Wim Sonneveldstraat tussen 82 en 94a
Bestemmingsplan - gemeente Waalwijk
Vastgesteld op 21-05-2015 - geheel onherroepelijk in werking
Hoofdstuk 1 Inleidende Regels
Artikel 1 Begrippen
In deze regels wordt verstaan onder:
1.1 plan:
het bestemmingsplan 'Wim Sonneveldstraat tussen 82 en 94a' van de gemeente Waalwijk.
1.2 bestemmingsplan:
de geometrisch bepaalde planobjecten als vervat in het GML-bestand NL.IMRO.0867.bpwwwsonnevld8294a-va01 met de bijbehorende regels en bijlagen.
1.3 aanduiding:
een geometrisch bepaald vlak of figuur, waarmee gronden zijn aangeduid, waar ingevolge de regels, regels worden gesteld ten aanzien van het gebruik en/of het bebouwen van deze gronden.
1.4 aangebouwd bijgebouw:
een met het hoofdgebouw verbonden gebouw dat ten dienste staat van het hoofdgebouw danwel in functioneel opzicht deel uitmaakt van het hoofdgebouw en door zijn ligging, constructie en/of afmetingen ondergeschikt is aan het hoofdgebouw.
1.5 achtergevel:
gevel aan de achterzijde van een gebouw, tegenover de voorgevel.
1.6 ambachtelijke bedrijvigheid:
het bedrijfsmatig vervaardigen, bewerken of herstellen van goederen geheel of overwegend door middel van handwerk.
1.7 bebouwing:
één of meer gebouwen en/of bouwwerken geen gebouwen zijnde.
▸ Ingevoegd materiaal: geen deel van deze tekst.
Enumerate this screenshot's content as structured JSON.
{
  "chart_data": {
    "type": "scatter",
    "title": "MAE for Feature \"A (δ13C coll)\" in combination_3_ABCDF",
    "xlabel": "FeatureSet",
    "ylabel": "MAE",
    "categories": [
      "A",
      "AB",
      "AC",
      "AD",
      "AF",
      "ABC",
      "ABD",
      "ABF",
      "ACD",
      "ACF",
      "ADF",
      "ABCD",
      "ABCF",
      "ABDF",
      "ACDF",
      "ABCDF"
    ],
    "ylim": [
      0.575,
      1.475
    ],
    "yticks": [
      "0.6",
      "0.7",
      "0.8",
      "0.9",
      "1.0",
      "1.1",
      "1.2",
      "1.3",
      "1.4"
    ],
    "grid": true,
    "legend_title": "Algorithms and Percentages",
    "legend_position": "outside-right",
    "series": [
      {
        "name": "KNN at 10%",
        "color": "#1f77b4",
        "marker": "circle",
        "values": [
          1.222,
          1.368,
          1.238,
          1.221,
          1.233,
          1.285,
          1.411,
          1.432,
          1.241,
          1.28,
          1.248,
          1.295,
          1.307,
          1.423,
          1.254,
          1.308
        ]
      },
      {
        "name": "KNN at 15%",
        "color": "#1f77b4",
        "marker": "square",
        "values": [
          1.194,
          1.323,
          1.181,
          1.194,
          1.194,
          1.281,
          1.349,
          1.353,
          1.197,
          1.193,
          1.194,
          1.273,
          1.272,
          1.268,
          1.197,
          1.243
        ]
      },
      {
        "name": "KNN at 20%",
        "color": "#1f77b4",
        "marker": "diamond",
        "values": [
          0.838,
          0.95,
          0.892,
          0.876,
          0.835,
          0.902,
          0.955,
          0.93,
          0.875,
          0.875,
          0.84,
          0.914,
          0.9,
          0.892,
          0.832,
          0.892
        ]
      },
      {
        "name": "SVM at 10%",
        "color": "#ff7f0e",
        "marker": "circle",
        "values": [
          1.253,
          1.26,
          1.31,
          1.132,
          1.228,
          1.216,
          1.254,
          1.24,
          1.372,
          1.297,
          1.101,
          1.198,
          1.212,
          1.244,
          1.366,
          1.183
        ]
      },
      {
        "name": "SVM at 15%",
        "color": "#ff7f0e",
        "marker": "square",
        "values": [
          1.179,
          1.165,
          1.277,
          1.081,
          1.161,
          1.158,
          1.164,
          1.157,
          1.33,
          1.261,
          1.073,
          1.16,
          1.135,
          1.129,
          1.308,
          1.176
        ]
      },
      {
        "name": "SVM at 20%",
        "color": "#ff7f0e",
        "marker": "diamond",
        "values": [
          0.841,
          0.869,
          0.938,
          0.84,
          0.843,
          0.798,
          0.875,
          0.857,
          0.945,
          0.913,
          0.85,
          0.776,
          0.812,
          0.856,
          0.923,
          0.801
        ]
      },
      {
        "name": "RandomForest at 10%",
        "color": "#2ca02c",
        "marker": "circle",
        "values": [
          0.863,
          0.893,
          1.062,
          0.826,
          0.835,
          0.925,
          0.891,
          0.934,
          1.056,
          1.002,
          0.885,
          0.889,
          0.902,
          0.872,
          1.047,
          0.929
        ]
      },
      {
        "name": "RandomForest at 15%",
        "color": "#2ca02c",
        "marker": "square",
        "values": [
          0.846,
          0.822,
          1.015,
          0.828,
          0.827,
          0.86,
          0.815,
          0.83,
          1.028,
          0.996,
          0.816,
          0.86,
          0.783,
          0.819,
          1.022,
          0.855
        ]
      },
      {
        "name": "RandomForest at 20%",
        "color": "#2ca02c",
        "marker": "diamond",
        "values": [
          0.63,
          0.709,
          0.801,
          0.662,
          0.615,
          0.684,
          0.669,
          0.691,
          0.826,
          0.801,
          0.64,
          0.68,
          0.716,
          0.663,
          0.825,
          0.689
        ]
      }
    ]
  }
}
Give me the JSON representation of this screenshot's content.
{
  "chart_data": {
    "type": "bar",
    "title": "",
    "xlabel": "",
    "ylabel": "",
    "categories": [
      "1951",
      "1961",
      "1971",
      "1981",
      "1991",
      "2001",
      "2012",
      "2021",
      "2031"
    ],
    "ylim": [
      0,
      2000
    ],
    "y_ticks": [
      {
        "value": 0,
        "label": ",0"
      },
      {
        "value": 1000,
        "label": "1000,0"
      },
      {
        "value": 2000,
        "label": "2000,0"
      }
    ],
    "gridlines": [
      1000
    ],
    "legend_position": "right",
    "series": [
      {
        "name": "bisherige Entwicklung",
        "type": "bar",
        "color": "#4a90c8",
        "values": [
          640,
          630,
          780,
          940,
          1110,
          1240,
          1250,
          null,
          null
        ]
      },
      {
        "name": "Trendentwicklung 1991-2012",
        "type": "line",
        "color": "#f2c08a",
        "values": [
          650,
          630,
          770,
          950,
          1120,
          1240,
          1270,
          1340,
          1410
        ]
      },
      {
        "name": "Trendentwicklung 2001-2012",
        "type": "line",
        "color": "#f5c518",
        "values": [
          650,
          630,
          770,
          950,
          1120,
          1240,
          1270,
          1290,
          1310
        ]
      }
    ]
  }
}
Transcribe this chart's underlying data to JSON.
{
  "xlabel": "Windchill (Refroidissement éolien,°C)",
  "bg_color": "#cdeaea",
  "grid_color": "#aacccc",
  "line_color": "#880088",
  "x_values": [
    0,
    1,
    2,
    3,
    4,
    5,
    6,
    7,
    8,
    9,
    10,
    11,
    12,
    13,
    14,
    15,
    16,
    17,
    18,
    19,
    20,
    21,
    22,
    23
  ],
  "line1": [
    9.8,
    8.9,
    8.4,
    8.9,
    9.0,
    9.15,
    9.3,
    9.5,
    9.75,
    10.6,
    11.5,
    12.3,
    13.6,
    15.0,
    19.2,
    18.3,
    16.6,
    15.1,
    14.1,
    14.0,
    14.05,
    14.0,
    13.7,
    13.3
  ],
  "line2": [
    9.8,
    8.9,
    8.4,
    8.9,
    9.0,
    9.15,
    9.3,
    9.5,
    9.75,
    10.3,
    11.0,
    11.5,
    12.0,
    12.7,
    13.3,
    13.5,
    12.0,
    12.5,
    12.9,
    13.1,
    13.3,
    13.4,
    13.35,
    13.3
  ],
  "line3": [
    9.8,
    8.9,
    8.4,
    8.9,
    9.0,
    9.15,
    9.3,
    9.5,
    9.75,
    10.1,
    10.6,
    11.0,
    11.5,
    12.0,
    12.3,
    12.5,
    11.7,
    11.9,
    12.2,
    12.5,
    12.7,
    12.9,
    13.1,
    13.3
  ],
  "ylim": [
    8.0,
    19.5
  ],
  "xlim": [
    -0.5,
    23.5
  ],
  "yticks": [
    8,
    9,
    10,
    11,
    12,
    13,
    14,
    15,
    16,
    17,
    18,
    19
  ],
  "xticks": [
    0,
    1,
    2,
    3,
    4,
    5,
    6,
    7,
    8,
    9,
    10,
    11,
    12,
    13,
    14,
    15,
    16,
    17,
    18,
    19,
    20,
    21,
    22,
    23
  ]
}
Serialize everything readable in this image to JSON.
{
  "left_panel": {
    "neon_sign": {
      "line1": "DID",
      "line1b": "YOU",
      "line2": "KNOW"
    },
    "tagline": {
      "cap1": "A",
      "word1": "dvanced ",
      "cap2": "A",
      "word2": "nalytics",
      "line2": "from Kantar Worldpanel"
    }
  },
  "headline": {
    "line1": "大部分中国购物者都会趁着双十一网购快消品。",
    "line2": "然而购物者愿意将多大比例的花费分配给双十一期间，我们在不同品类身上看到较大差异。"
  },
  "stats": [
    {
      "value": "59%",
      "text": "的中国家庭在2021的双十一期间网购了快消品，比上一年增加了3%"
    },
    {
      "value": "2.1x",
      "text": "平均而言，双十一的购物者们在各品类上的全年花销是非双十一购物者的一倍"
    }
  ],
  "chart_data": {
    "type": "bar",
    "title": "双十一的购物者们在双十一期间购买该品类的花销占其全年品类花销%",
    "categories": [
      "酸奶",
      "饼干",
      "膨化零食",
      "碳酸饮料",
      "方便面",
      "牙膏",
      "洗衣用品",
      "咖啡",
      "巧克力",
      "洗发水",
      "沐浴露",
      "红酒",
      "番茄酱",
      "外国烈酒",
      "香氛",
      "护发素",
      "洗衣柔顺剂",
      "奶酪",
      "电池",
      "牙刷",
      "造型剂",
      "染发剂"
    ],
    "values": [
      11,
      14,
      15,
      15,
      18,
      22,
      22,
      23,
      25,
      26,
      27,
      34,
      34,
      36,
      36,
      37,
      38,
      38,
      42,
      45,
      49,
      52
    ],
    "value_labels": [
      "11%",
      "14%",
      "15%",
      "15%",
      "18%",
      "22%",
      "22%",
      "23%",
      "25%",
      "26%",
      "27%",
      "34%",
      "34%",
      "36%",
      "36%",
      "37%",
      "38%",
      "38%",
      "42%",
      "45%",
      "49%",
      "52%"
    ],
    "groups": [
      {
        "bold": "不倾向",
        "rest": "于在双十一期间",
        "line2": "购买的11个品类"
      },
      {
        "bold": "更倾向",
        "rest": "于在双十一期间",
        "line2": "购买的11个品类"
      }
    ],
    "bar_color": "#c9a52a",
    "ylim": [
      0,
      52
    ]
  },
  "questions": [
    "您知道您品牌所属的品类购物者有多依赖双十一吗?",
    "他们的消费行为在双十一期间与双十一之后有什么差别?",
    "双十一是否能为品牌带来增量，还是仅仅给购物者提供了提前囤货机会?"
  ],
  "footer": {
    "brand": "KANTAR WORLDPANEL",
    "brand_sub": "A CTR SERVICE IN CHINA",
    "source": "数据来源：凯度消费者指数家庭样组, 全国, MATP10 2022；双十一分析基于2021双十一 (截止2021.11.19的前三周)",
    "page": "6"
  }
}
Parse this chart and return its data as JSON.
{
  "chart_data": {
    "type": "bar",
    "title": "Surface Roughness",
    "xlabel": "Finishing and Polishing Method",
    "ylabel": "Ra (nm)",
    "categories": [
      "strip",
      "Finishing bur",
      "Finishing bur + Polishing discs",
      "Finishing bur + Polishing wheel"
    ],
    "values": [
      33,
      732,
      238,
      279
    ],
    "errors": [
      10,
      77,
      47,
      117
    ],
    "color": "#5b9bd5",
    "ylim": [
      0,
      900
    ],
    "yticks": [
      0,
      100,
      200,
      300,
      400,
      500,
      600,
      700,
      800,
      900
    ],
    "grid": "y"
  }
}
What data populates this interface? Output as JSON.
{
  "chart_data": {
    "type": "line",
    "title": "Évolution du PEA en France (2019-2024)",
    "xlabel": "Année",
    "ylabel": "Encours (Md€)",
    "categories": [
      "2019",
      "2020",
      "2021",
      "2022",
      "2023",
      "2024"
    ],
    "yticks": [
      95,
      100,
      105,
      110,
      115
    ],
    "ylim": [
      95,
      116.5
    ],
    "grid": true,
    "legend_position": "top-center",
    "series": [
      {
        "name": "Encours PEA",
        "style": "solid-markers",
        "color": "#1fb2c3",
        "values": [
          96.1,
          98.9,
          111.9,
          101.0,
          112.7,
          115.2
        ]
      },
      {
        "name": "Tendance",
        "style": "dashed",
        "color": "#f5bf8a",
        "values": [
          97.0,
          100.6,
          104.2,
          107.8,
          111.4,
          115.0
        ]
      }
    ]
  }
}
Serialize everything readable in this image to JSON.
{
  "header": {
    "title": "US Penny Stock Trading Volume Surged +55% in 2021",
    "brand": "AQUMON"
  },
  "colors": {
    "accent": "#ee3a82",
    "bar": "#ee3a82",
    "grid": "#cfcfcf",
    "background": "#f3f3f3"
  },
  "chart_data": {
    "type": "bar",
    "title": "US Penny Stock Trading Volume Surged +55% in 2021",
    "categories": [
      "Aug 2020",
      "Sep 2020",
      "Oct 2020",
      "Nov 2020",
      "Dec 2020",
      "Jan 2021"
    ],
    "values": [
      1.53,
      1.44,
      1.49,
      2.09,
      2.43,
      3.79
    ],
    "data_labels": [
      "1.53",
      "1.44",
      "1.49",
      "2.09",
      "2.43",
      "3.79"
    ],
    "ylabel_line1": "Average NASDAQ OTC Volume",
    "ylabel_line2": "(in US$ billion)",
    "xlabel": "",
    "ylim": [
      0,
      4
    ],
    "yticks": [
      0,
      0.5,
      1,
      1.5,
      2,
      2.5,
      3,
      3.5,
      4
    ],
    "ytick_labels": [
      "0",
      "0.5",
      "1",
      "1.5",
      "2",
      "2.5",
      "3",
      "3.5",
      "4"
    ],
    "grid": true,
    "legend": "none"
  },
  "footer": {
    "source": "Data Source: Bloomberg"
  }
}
1.8 bedrijfsmatige activiteiten (bij bestemming Wonen)
- a. het bedrijfsmatig verlenen van diensten;
- b. uitoefening van ambachtelijke bedrijvigheid;
in of bij een woning waarbij de omvang in de activiteiten zodanig is, dat de activiteiten in een woning en de daarbij behorende bijgebouwen met behoud van de woonfunctie kunnen worden uitgeoefend.
1.9 beroepsmatige activiteiten (bij bestemming Wonen)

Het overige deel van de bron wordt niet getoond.